Sussultai, pur realizzando che si trattasse di un'allucinazione nella quale, però, ravvisai un presagio nefasto. Non stavo sognando, ero sveglio e ben vigile poiché udii alcuni passi pesanti - di piedi calzati in armatura - avanzare sul lastricato che conduceva al roseto. Alzai gli occhi.

“Ti stai arrovellando, Aphrodite di Pisces?”

Perseo... mi dissi scrutando la figura del Santo d'Argento, la quale mi sovrastò stagliandosi contro il cielo al crepuscolo che avrebbe svelato le stelle più brillanti. Avrei dovuto indignarmi per il tono irriverente usato in mia presenza, ma poi d'un tratto ricordai di non essere sempre stato quello che sono: una volta ero Søren, un ragazzino emaciato cresciuto in un villaggio di pescatori nella fredda Svezia; non molto diverso dai Santi di rango inferiore le cui umili origini ci accomunavano. La discendenza divina rimaneva per me un concetto astratto da imputarsi più che altro a uno scherzo del destino.

“Non sono venuto a sorbire una tazza di tè.” Algol di Perseus mi distrasse, continuando a esprimersi con la solita supponenza, sebbene riuscissi a cogliere un'ironia amara in quelle parole anziché il vero e proprio intento di irridere.
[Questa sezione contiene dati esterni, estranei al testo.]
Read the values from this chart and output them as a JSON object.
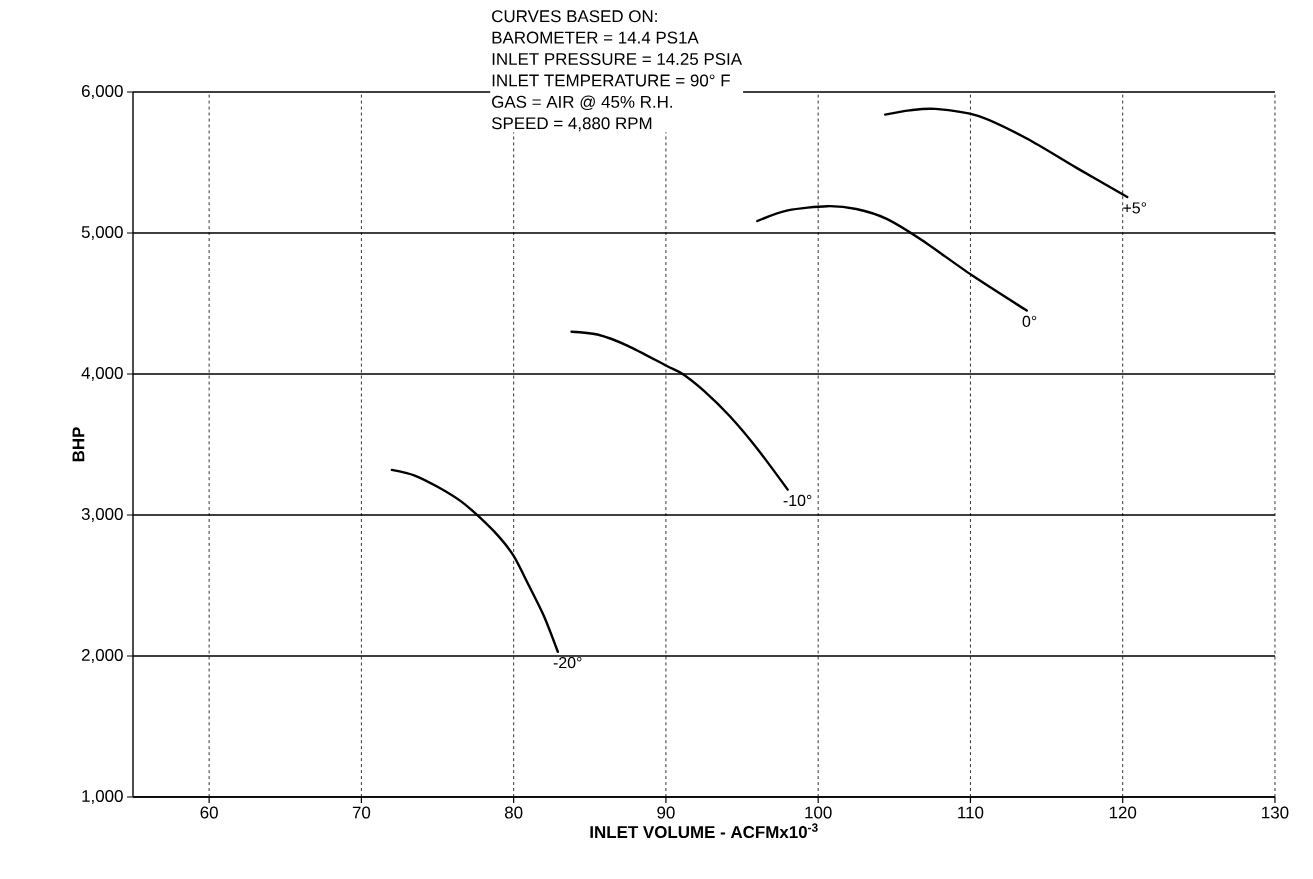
{
  "chart_data": {
    "type": "line",
    "xlabel": "INLET VOLUME - ACFMx10$^{-3}$",
    "ylabel": "BHP",
    "xlim": [
      55,
      130
    ],
    "ylim": [
      1000,
      6000
    ],
    "xticks": [
      60,
      70,
      80,
      90,
      100,
      110,
      120,
      130
    ],
    "yticks": [
      {
        "value": 1000,
        "label": "1,000"
      },
      {
        "value": 2000,
        "label": "2,000"
      },
      {
        "value": 3000,
        "label": "3,000"
      },
      {
        "value": 4000,
        "label": "4,000"
      },
      {
        "value": 5000,
        "label": "5,000"
      },
      {
        "value": 6000,
        "label": "6,000"
      }
    ],
    "grid": true,
    "marker": "none",
    "line_style": "solid",
    "series": [
      {
        "name": "-20°",
        "color": "#000000",
        "x": [
          72,
          73.5,
          75,
          76.5,
          77.6,
          79,
          80,
          81,
          82,
          82.9
        ],
        "values": [
          3320,
          3280,
          3200,
          3100,
          3000,
          2850,
          2710,
          2500,
          2280,
          2030
        ]
      },
      {
        "name": "-10°",
        "color": "#000000",
        "x": [
          83.8,
          85.5,
          87.5,
          90,
          91.1,
          92.5,
          94.2,
          96,
          98
        ],
        "values": [
          4300,
          4280,
          4200,
          4060,
          4000,
          3880,
          3700,
          3470,
          3180
        ]
      },
      {
        "name": "0°",
        "color": "#000000",
        "x": [
          96,
          98,
          100.6,
          102.5,
          104.5,
          106.8,
          110.1,
          113.7
        ],
        "values": [
          5085,
          5160,
          5190,
          5170,
          5100,
          4950,
          4700,
          4450
        ]
      },
      {
        "name": "+5°",
        "color": "#000000",
        "x": [
          104.4,
          106,
          107.7,
          110.5,
          113.7,
          117,
          120.3
        ],
        "values": [
          5840,
          5870,
          5880,
          5830,
          5670,
          5460,
          5255
        ]
      }
    ],
    "annotations": [
      "CURVES BASED ON:",
      "BAROMETER = 14.4 PS1A",
      "INLET PRESSURE = 14.25 PSIA",
      "INLET TEMPERATURE = 90° F",
      "GAS = AIR @ 45% R.H.",
      "SPEED = 4,880 RPM"
    ]
  }
}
Så vad vill du ha?” chiesi, deponendo lo specchio sul tavolo di pietra, e mi alzai in piedi per fronteggiarlo, mani sui fianchi. “Sono passati alcuni giorni da quando Libra ha lasciato il Grande Tempio ed è ovvio che, Athena e il Sommo, stiano ancora deliberando.”

“E secondo te quale sarà il responso?” pungolò con sarcasmo, inarcando le sopracciglia.

“Non ho la sfera di cristallo! Il consesso, mediante il quale i vertici si stanno premurando d'informare le varie Caste sull'accaduto, è ancora in corso e al termine, forse, avremo le risposte che cerchiamo” affermai, contenendo l'irritazione a malapena, ma Algol si accostò con le spalle vicino al muro con metà volto celato nell'ombra.

Lo studiai, perplesso: “Siete due persone che hanno poco in comune, tu e mio fratello. Com'è nata la vostra amicizia, al di là del fatto di essere stati parigrado?” Ebbi il coraggio di domandargli infine, nel tentativo di eludere il discorso e accorciare le distanze tra noi.

“Uhm... poco in comune, dici?” atteggiò le labbra fini in un sorriso forzato, senza allegria. “Non direi. Tuttavia non siamo mai stati amici nella vita precedente, se ci tieni così tanto a saperlo, non c'è stato il tempo per instaurare rapporti che non fossero più che formali. C'era però un legame intrinseco, sotteso, di cui non parlavamo” rispose.

Quegli occhi... mi voltai come incapace di sostenere a lungo il suo sguardo, osservando lo spicchio di sole che si eclissò definitivamente dietro la linea dell'orizzonte. Ricevetti così la conferma che Misty fosse attratto da ciò che vedeva in quegli occhi, e si dice che gli occhi siano specchio dell'anima. Uno sguardo distaccato, di primo acchito, estraneo a qualsiasi sentimento di compassione.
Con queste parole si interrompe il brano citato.